The town of Borrego Springs is small – about 3500 folks. Tourism is a major industry in for the area, which is a popular destination in the winter months for ‘snow birds’ coming from colder climates to enjoy the mild temperatures. Borrego Valley has four public golf courses, a tennis center, and horseback riding, as well as being surrounded by the Anza-Borrego State Park.
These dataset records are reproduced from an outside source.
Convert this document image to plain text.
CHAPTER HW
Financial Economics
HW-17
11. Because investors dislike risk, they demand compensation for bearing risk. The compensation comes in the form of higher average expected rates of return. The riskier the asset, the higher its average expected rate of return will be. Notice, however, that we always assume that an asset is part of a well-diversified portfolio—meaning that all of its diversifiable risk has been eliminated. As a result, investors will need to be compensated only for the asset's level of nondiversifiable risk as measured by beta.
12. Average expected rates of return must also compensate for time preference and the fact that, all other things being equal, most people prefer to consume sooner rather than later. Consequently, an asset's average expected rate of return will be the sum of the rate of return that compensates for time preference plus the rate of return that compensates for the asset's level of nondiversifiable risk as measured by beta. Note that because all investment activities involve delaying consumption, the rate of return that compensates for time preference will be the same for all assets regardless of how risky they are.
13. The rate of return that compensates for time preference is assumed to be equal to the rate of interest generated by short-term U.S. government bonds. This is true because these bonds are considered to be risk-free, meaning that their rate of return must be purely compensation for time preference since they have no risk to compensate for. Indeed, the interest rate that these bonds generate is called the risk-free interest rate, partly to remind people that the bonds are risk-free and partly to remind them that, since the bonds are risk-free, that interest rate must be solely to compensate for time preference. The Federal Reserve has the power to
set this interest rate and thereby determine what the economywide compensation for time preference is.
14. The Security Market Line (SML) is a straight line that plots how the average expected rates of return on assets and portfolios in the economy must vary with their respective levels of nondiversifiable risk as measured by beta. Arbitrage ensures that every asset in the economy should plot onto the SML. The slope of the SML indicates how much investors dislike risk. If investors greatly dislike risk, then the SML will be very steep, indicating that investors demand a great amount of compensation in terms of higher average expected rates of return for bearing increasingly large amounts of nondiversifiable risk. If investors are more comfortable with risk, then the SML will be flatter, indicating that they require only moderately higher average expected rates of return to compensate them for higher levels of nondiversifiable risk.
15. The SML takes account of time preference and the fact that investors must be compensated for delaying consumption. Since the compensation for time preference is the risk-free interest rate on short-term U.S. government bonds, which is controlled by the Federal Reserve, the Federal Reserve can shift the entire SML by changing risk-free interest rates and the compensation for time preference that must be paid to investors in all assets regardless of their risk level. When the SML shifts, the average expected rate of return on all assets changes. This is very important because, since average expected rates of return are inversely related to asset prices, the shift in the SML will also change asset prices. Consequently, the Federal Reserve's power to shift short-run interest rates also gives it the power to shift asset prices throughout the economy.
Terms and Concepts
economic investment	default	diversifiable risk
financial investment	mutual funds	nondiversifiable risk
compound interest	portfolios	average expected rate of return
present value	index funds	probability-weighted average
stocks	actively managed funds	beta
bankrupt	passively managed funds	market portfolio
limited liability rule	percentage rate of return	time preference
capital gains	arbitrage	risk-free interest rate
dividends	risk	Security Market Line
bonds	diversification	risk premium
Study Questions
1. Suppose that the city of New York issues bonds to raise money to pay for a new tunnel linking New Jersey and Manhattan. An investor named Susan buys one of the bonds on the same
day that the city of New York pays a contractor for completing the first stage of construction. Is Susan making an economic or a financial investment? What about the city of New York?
About 30% of the land use is agriculture, mainly tree and citrus farms.
After the passage of the Sustainable Groundwater Management Act in 2014, the Borrego Valley GSA was formed and work began on the development of a Groundwater Sustainability Plan with the goal of meeting the January 30, 2020 deadline for critically-drafted basins to develop and adopt a GSP. However, unable to reach agreement, the basin has decided to take a different route to meet the requirements of SGMA.
At the 2020 California Irrigation Institute conference held in January of this year, Michele Staples, a shareholder in the Irvine office of Jackson Tidus, gave a presentation on the creative way the basin came up with complying and implementing SGMA.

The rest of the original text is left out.